I am using the following code to launch a subprocess :

# Run the program
subprocess_result = subprocess.run(
                cmd,
                stdout=subprocess.PIPE,
                stderr=subprocess.PIPE,
                check=False,
                timeout=timeout,
                cwd=directory,
                env=env,
                preexec_fn=set_memory_limits,
            )

The launched subprocess is also a Python program, with a shebang. This subprocess may last for longer than the specified timeout. The subprocess does heavy computations and write results in a file and does not contain any signal handler.

According to the documentation https://docs.python.org/3/library/subprocess.html#subprocess.run, subprocess.run kills a child that timesout :

The timeout argument is passed to Popen.communicate(). If the timeout expires, the child process will be killed and waited for. The TimeoutExpired exception will be re-raised after the child process has terminated.

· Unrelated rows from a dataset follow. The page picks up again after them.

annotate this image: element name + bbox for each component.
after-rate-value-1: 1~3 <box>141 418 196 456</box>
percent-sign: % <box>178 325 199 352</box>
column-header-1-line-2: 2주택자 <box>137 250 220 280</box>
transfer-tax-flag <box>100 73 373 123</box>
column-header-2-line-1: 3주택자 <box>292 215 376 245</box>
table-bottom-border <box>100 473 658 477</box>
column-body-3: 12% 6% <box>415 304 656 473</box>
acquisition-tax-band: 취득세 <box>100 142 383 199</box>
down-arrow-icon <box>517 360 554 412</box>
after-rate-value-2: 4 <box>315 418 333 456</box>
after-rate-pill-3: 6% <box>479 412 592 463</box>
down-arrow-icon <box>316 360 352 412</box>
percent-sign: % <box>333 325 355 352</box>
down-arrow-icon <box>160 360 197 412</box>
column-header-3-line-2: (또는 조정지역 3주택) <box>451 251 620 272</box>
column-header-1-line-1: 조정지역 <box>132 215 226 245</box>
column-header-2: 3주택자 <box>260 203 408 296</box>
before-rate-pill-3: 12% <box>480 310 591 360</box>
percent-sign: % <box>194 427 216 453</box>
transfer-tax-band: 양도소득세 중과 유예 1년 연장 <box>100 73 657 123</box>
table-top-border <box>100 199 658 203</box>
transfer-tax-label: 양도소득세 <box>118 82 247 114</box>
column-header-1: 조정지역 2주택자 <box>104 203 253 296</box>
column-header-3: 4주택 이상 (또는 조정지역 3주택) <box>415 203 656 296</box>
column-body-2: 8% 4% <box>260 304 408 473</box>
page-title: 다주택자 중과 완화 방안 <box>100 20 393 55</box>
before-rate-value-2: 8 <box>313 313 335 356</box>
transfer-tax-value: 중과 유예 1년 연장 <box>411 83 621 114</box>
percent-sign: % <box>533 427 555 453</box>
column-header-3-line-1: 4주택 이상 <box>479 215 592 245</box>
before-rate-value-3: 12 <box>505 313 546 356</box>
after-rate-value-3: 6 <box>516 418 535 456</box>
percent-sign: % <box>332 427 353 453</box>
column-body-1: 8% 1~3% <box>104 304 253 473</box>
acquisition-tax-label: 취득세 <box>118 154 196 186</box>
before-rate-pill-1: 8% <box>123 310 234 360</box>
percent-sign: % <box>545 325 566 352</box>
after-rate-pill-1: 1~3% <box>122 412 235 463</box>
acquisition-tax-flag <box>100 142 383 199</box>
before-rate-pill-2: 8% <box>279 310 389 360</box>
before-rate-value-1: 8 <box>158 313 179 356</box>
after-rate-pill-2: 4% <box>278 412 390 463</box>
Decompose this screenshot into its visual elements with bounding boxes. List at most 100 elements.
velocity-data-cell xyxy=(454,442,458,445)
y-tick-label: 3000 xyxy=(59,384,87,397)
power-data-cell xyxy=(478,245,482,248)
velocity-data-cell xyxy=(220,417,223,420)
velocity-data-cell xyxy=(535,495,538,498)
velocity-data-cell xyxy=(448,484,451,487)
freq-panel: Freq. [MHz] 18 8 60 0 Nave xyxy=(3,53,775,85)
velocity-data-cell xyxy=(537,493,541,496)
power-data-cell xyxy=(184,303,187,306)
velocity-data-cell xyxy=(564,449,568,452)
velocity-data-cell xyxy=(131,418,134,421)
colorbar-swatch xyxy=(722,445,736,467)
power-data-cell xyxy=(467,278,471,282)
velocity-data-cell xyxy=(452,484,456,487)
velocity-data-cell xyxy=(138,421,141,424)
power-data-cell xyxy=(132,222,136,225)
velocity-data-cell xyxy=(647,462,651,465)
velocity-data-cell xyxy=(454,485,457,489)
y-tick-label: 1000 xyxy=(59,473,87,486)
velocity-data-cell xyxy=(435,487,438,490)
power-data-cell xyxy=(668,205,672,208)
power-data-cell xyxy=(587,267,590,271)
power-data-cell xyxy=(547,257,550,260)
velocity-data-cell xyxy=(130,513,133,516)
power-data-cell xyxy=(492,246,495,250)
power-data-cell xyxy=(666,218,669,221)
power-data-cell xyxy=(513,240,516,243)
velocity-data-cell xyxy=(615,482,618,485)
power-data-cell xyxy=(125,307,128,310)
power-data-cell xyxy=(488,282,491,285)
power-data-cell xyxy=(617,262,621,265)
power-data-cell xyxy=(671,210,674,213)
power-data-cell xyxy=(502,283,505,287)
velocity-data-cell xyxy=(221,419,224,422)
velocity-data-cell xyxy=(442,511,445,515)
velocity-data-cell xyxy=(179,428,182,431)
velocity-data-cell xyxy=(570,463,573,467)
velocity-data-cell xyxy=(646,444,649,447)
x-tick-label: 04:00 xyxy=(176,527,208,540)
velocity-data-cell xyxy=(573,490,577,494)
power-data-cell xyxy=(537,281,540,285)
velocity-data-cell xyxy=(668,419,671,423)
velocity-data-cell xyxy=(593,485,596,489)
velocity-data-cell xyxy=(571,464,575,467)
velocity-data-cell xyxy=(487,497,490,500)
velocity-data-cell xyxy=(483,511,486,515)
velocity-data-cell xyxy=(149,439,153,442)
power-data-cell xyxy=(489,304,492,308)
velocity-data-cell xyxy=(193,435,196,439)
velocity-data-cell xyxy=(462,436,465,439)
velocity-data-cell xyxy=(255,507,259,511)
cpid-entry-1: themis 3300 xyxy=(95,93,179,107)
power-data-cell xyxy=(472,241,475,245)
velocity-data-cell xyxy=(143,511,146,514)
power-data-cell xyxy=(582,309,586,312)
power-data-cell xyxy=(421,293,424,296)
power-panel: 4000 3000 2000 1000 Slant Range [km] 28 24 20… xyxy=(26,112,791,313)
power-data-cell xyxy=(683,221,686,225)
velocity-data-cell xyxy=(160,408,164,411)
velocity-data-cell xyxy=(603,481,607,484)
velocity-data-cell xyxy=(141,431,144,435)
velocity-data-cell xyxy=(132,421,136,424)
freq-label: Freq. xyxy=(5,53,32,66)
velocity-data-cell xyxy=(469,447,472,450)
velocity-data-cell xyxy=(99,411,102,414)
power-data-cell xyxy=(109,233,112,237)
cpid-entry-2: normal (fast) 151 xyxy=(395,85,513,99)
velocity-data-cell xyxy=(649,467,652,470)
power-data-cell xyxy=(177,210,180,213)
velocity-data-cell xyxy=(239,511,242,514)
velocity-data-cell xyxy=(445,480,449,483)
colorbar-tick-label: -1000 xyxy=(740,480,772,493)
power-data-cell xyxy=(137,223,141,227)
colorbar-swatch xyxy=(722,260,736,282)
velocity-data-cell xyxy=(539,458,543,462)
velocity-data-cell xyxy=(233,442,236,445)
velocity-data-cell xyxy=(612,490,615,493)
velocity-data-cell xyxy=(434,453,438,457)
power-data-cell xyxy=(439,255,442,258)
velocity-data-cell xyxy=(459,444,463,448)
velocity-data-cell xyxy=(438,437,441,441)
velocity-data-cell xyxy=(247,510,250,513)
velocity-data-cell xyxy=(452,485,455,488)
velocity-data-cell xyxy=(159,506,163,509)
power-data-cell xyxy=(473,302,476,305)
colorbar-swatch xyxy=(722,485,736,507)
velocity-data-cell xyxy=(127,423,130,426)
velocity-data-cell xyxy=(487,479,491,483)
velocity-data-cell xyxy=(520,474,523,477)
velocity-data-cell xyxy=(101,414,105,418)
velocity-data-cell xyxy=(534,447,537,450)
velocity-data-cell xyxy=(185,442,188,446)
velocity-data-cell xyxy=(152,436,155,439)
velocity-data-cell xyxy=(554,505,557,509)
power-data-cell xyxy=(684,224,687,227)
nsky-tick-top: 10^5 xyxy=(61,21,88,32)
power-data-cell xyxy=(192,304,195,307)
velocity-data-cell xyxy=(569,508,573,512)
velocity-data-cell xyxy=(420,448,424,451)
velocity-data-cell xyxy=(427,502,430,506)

When my subprocess timesout, I always receive the subprocess.TimeoutExpired exception, but from time to time the subprocess is not killed, hence still consuming resources on my machine.

So my question is, am I doing something wrong here ? If yes, what and if no, why do I have this issue and how can I solve it ?

Note : I am using Python 3.10 on Ubuntu 22_04

Solution

The most likely culprit for the behaviour you see is that the subprocess you are spawning is probably using multiprocessing and spawning its own child processes. Killing the parent process does not automatically kill the whole set of descendants. The granchildren are inherited by the init process (i.e. the process with PID 1) and will continue to run.

You can verify from the source code of suprocess.run :

with Popen(*popenargs, **kwargs) as process:
    try:
        stdout, stderr = process.communicate(input, timeout=timeout)
    except TimeoutExpired as exc:
        process.kill()
        if _mswindows:
            # Windows accumulates the output in a single blocking
            # read() call run on child threads, with the timeout
            # being done in a join() on those threads.  communicate()
            # _after_ kill() is required to collect that and add it
            # to the exception.
            exc.stdout, exc.stderr = process.communicate()
        else:
            # POSIX _communicate already populated the output so
            # far into the TimeoutExpired exception.
            process.wait()
        raise
    except:  # Including KeyboardInterrupt, communicate handled that.
        process.kill()
        # We don't call process.wait() as .__exit__ does that for us.
        raise

Here you can see at line 550 the timeout is set on the communicate call, if it fires at line 552 the subprocess is .kill()ed. The kill method sends a SIGKILL which immediately kills the subprocess without any cleanup. It's a signal that cannot be caught by the subprocess, so it's not possible that the child is somehow ignoring it.

The TimeoutException is then re-raised at line 564, so if your parent process sees this exception the subprocess is already dead.

This however says nothing of granchildren processes. Those will continue to run as children of PID 1.

I don't see any way in which you can customize how subprocess.run handles subprocess termination. For example, if it used SIGTERM instead of SIGKILL you could modify your child process or write a wrapper process that will catch the signal and properly kill all its descendants. But SIGKILL doesn't give you this luxury.

So I believe that for your use case you cannot use the subprocess.run facade but you should use Popen directly. You can look at the subprocess.run implementation and take just the things that you need, maybe dropping support for platforms you don't use.

Note: There are extremely rare situations in which the subprocesses won't die immediately on SIGKILL. I believe the only situation in which this happens is if the subprocess is performing a very long system call or other kernel operation, which might not be interrupted immediately. If the operation is in deadlock this might prevent the process from terminating forever. However I don't think that this is your case, since you did not mention that the process is stuck doing nothing, but from what you said the process simply seems to continue running.